Determination of Break-even Point: Suppose the fixed cost of a factory in Rs.
It means if the company makes the sales of 5, units, it would make neither loss nor profit. This can be seen in the analysis. Multi-product firms are not in a position to measure the break-even point in terms of any common unit of product.
They find it convenient to determine the break-even point in terms of total rupee sales. Here again the break-even point would be where the contribution margin sales value—variable costs would be equal to fixed costs. The contribution margin however, is expressed as a ratio to sales. The above paragraph explains a simple Macroeconomics numericals of break-even point which is based on cost and revenue i.
There are two other types of break-even and they are: An industry requires money for two purposes i. These requirements can be partly met by his own investment and partly by loans and advances from financial institutions.
The industry requires term loans to acquire capital assets like land and building, plant and machinery. In the case of term loans, the financial institutions shall have to find out the probability of the applicant being able to meet the interest and loan repayment schedule. It will be more interested in knowing the level of break-even point where not only total costs are required but also the full debt service.
The level of break-even is called the cash break-even. It is based on revenue and cost data involving cash flows. The depreciation, investment allowance reserve and other provision of the cost items should be excluded but at the same time the repayment of installment should be added to fixed cost.
The various sources from which the industry is proposed to be financed such as the capital, long term borrowing, deferred payments and other sources. If these sources are inadequate the industry may approach the bank for under writing its shares.
If the share market does not respond positively, the equity risk falls on the underwriter. As the share holder of the bank will expect a certain dividend just to cover the payment of interest for the term loans.Key Formulas in Macroeconomics.
GDP = C + I + G + Xn: The expenditure approach to measuring GDP; GDP = W + I + R + P: The income approach to measuring GDP; Calculating nominal GDP: The quantity of various goods produced in a nation times their current prices, added together.
Macroeconomics problems arise when the economy does not adequately achieve the goals of full employment, stability, and economic growth. As a result of which there is a . Pack 2 - Microeconomics.
Perfect competition - numerical Question 1. Examine the diagram that is given below, which represents a firm in a perfectly competitive market. George Collins, II (Case Western), Fundamental Numerical Methods and Data Analysis Germund Dahlquist (prev.

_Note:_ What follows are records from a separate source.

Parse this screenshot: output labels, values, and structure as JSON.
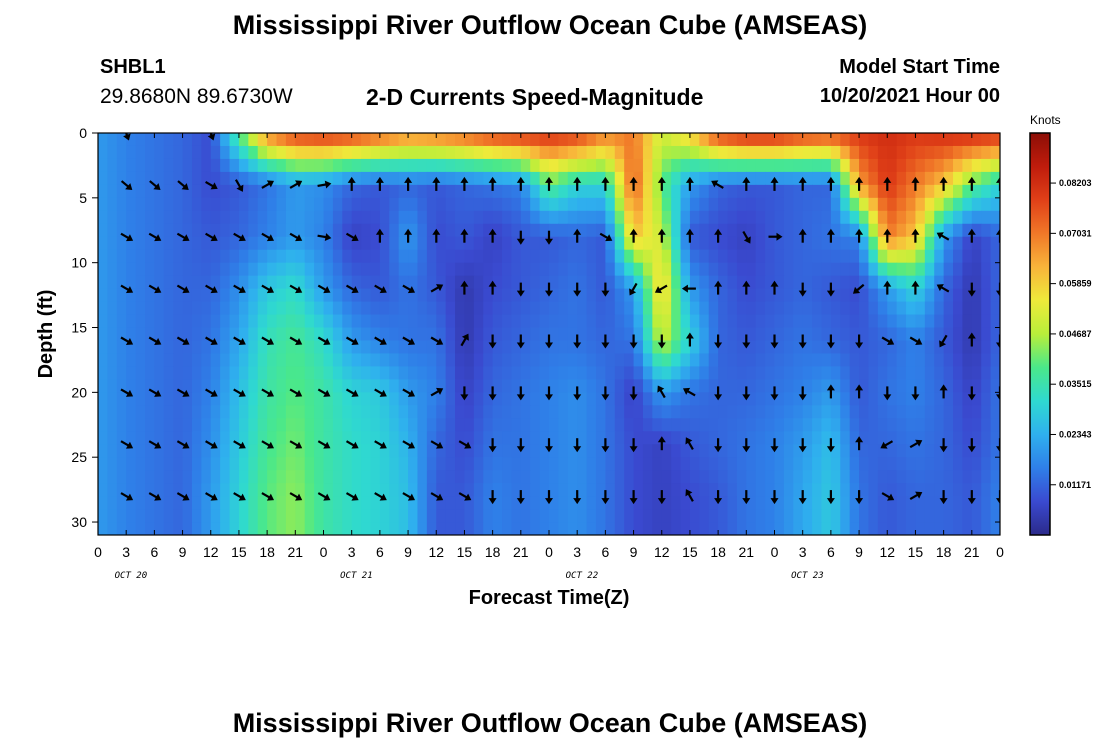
{
  "page": {
    "title": "Mississippi River Outflow Ocean Cube (AMSEAS)",
    "footer_title": "Mississippi River Outflow Ocean Cube (AMSEAS)",
    "station_id": "SHBL1",
    "station_coords": "29.8680N  89.6730W",
    "subtitle": "2-D Currents Speed-Magnitude",
    "model_start_label": "Model Start Time",
    "model_start_value": "10/20/2021 Hour 00"
  },
  "chart_data": {
    "type": "heatmap",
    "xlabel": "Forecast Time(Z)",
    "ylabel": "Depth (ft)",
    "x_tick_labels": [
      "0",
      "3",
      "6",
      "9",
      "12",
      "15",
      "18",
      "21",
      "0",
      "3",
      "6",
      "9",
      "12",
      "15",
      "18",
      "21",
      "0",
      "3",
      "6",
      "9",
      "12",
      "15",
      "18",
      "21",
      "0",
      "3",
      "6",
      "9",
      "12",
      "15",
      "18",
      "21",
      "0"
    ],
    "date_labels": [
      {
        "label": "OCT 20",
        "at_hour": 3.5
      },
      {
        "label": "OCT 21",
        "at_hour": 27.5
      },
      {
        "label": "OCT 22",
        "at_hour": 51.5
      },
      {
        "label": "OCT 23",
        "at_hour": 75.5
      }
    ],
    "xlim": [
      0,
      96
    ],
    "ylim": [
      0,
      31
    ],
    "y_ticks": [
      0,
      5,
      10,
      15,
      20,
      25,
      30
    ],
    "y_inverted": true,
    "colorbar": {
      "title": "Knots",
      "ticks": [
        0.01171,
        0.02343,
        0.03515,
        0.04687,
        0.05859,
        0.07031,
        0.08203
      ],
      "tick_labels": [
        "0.01171",
        "0.02343",
        "0.03515",
        "0.04687",
        "0.05859",
        "0.07031",
        "0.08203"
      ],
      "range": [
        0,
        0.0937
      ],
      "colormap": [
        "#2b2a8a",
        "#3a4ad0",
        "#2f7fe8",
        "#2fb0ee",
        "#2fd9d0",
        "#4ae88a",
        "#b8ee3a",
        "#eeea3a",
        "#f8b43a",
        "#f07828",
        "#e04018",
        "#c01c0c",
        "#8c0e06"
      ]
    },
    "depth_levels_ft": [
      0,
      4,
      8,
      12,
      16,
      20,
      24,
      28
    ],
    "time_samples_hours": [
      0,
      3,
      6,
      9,
      12,
      15,
      18,
      21,
      24,
      27,
      30,
      33,
      36,
      39,
      42,
      45,
      48,
      51,
      54,
      57,
      60,
      63,
      66,
      69,
      72,
      75,
      78,
      81,
      84,
      87,
      90,
      93,
      96
    ],
    "speed_knots": [
      [
        0.02,
        0.016,
        0.014,
        0.012,
        0.008,
        0.04,
        0.07,
        0.08,
        0.082,
        0.08,
        0.075,
        0.07,
        0.072,
        0.075,
        0.08,
        0.082,
        0.082,
        0.08,
        0.07,
        0.07,
        0.05,
        0.06,
        0.08,
        0.085,
        0.085,
        0.08,
        0.078,
        0.08,
        0.082,
        0.08,
        0.082,
        0.083,
        0.082
      ],
      [
        0.02,
        0.016,
        0.014,
        0.012,
        0.008,
        0.01,
        0.014,
        0.02,
        0.018,
        0.012,
        0.01,
        0.012,
        0.01,
        0.012,
        0.014,
        0.016,
        0.04,
        0.03,
        0.03,
        0.075,
        0.04,
        0.02,
        0.012,
        0.01,
        0.01,
        0.012,
        0.012,
        0.065,
        0.08,
        0.07,
        0.06,
        0.04,
        0.03
      ],
      [
        0.02,
        0.016,
        0.014,
        0.012,
        0.01,
        0.012,
        0.016,
        0.02,
        0.016,
        0.006,
        0.008,
        0.02,
        0.008,
        0.01,
        0.006,
        0.01,
        0.01,
        0.012,
        0.01,
        0.06,
        0.05,
        0.01,
        0.008,
        0.006,
        0.01,
        0.012,
        0.014,
        0.016,
        0.07,
        0.06,
        0.02,
        0.006,
        0.012
      ],
      [
        0.02,
        0.016,
        0.014,
        0.012,
        0.012,
        0.018,
        0.028,
        0.032,
        0.02,
        0.012,
        0.01,
        0.014,
        0.01,
        0.004,
        0.008,
        0.01,
        0.012,
        0.014,
        0.01,
        0.02,
        0.06,
        0.02,
        0.012,
        0.008,
        0.01,
        0.012,
        0.01,
        0.008,
        0.02,
        0.03,
        0.012,
        0.004,
        0.012
      ],
      [
        0.02,
        0.016,
        0.014,
        0.012,
        0.014,
        0.022,
        0.034,
        0.038,
        0.032,
        0.02,
        0.016,
        0.014,
        0.014,
        0.004,
        0.01,
        0.012,
        0.014,
        0.014,
        0.012,
        0.014,
        0.05,
        0.03,
        0.012,
        0.01,
        0.012,
        0.014,
        0.012,
        0.01,
        0.012,
        0.016,
        0.01,
        0.004,
        0.012
      ],
      [
        0.02,
        0.016,
        0.014,
        0.012,
        0.016,
        0.026,
        0.036,
        0.04,
        0.036,
        0.03,
        0.028,
        0.02,
        0.016,
        0.006,
        0.012,
        0.014,
        0.016,
        0.018,
        0.014,
        0.006,
        0.02,
        0.014,
        0.012,
        0.012,
        0.014,
        0.016,
        0.02,
        0.01,
        0.014,
        0.016,
        0.012,
        0.006,
        0.014
      ],
      [
        0.02,
        0.016,
        0.014,
        0.012,
        0.018,
        0.028,
        0.038,
        0.042,
        0.036,
        0.032,
        0.03,
        0.024,
        0.012,
        0.008,
        0.014,
        0.014,
        0.016,
        0.018,
        0.014,
        0.008,
        0.006,
        0.01,
        0.012,
        0.014,
        0.016,
        0.02,
        0.026,
        0.012,
        0.012,
        0.014,
        0.012,
        0.008,
        0.014
      ],
      [
        0.02,
        0.016,
        0.014,
        0.012,
        0.02,
        0.03,
        0.04,
        0.044,
        0.036,
        0.032,
        0.03,
        0.026,
        0.01,
        0.01,
        0.016,
        0.014,
        0.016,
        0.018,
        0.014,
        0.008,
        0.006,
        0.008,
        0.01,
        0.014,
        0.016,
        0.022,
        0.028,
        0.014,
        0.01,
        0.012,
        0.012,
        0.01,
        0.016
      ]
    ],
    "direction_deg": [
      [
        null,
        160,
        null,
        null,
        160,
        null,
        null,
        null,
        null,
        null,
        null,
        null,
        null,
        null,
        null,
        null,
        null,
        null,
        null,
        null,
        null,
        null,
        null,
        null,
        null,
        null,
        null,
        null,
        null,
        null,
        null,
        null,
        null
      ],
      [
        null,
        130,
        130,
        130,
        120,
        150,
        60,
        60,
        80,
        0,
        0,
        0,
        0,
        0,
        0,
        0,
        0,
        0,
        0,
        0,
        0,
        0,
        300,
        0,
        0,
        0,
        0,
        0,
        0,
        0,
        0,
        0,
        0
      ],
      [
        null,
        120,
        120,
        120,
        120,
        120,
        120,
        120,
        100,
        120,
        0,
        0,
        0,
        0,
        0,
        180,
        180,
        0,
        120,
        0,
        0,
        0,
        0,
        150,
        90,
        0,
        0,
        0,
        0,
        0,
        300,
        0,
        0
      ],
      [
        null,
        120,
        120,
        120,
        120,
        120,
        120,
        120,
        120,
        120,
        120,
        120,
        60,
        0,
        0,
        180,
        180,
        180,
        180,
        210,
        240,
        270,
        0,
        0,
        0,
        180,
        180,
        230,
        0,
        0,
        300,
        180,
        180
      ],
      [
        null,
        120,
        120,
        120,
        120,
        120,
        120,
        120,
        120,
        120,
        120,
        120,
        120,
        30,
        180,
        180,
        180,
        180,
        180,
        180,
        180,
        0,
        180,
        180,
        180,
        180,
        180,
        180,
        120,
        120,
        210,
        0,
        180
      ],
      [
        null,
        120,
        120,
        120,
        120,
        120,
        120,
        120,
        120,
        120,
        120,
        120,
        60,
        180,
        180,
        180,
        180,
        180,
        180,
        180,
        330,
        300,
        180,
        180,
        180,
        180,
        0,
        0,
        180,
        180,
        0,
        180,
        180
      ],
      [
        null,
        120,
        120,
        120,
        120,
        120,
        120,
        120,
        120,
        120,
        120,
        120,
        120,
        120,
        180,
        180,
        180,
        180,
        180,
        180,
        0,
        330,
        180,
        180,
        180,
        180,
        180,
        0,
        240,
        60,
        180,
        180,
        180
      ],
      [
        null,
        120,
        120,
        120,
        120,
        120,
        120,
        120,
        120,
        120,
        120,
        120,
        120,
        120,
        180,
        180,
        180,
        180,
        180,
        180,
        180,
        330,
        180,
        180,
        180,
        180,
        180,
        180,
        120,
        60,
        180,
        180,
        180
      ]
    ]
  }
}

RIT Sweden) / Ake Bjork (Linkoping), Numerical Mathematics in Scientific Computation Gregor Smith (Queen's), Macroeconomics Lecture Notes Paul Söderlind (St Gallen), Macro II Stephen Williamson (WUSTL), Notes on Macroeconomic Theory.
Economics Macroeconomics Final Free Practice Test Instructions Choose your answer to the question and click 'Continue' to see how you did.
Then click 'Next Question' to answer the next question. Managerial Economics: Principles and Worldwide Applications. The demand function for a good is defined as Q = 50 − P.0 so demand is elastic where PY is the price of Good Y.
|CBSE Class 12 Economics - Numerical of production and cost||None of the above. Approximately 96 out of such intervals would include the true value of the population parameter.|
inelastic. or unit elastic so the good is inferior.2)(/10) = −)(6/10) = −1.